I got here in 2005.  I have thoroughly enjoyed the people, the culture and the FOOD.  I will greatly miss our church family.  I won't miss the climate generated by the political situation and location out here; but obviously there are positives and negatives everywhere you go. All in all, it's been a challenging yet rewarding tour. I can't wait to swing through TX en route to FL.  I've been missing God's country for quite some time now.  

BREAK

All:
I just recieved a couple of messages from a moderator in my inbox welcoming me to the site but instructing me to review the rules of the forums.  If my initial post in your forums came across as if I were trying to represent myself as a Mason, allow me to first apologize and then to correct myself... I am not.  I am simply reading and learning all I can about Freemasonry in hopes of petitioning a lodge at my next duty-station.  Once again, thank you for the great website.  It is both highly interesting and informative.
Very Respectfully


----------



## JTM (May 20, 2010)

okinawa?  excellent... welcome!

feel free to ask any questions you have.


----------



## Casey (May 26, 2010)

Welcome!


----------



## Bro. Stewart P.M. (May 26, 2010)

Welcome!


----------



## Huw (May 26, 2010)

Hi fairmanjd.

I don't see how your initial post could have misled anyone, since you specifically mention that you're looking forward to petitioning, and any Brother would instantly realise that this means that you haven't joined yet.  So I'm not sure what the problem was.

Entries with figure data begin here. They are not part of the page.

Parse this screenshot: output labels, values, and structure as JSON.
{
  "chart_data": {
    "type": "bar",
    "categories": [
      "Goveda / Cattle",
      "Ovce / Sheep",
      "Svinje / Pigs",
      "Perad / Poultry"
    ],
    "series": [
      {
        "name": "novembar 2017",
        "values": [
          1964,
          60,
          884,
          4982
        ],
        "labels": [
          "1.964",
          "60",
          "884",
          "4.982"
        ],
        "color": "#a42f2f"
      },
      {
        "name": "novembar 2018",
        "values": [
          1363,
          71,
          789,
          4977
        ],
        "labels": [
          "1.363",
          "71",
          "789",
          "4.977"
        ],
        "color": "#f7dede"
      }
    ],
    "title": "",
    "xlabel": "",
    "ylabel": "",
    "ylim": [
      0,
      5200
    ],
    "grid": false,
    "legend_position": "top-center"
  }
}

This is a very fine site, full of useful information.  I hope you continue to enjoy it.

Best regards,

Huw


----------



## fairmanjd (May 28, 2010)

It is indeed a great site.  47 days to go until we move (not that I'm counting).
I've been invited to an open house for friends and family at the lodge here in Oki.  Looking forward to some good fellowship tonight and learning more.  The kiddoes are looking forward to it as well.


----------



## Del B (Jul 1, 2017)

Looking to connect to any brothers from Okinawa #118


----------



## SCStrong (Jul 1, 2017)

fairmanjd said:


> Greetings from a displaced Texan currently stationed in Okinawa.  I thoroughly enjoy your website.  I am moving to Florida in a couple of months and am looking forward to finding and petitioning a lodge there.  Thanks to the website administrator, moderators and all of you who regularly contribute to the forums.



 Welcome, Friend.....  Okinawa ?  Marine?


----------



## Warrior1256 (Jul 4, 2017)

Welcome!


----------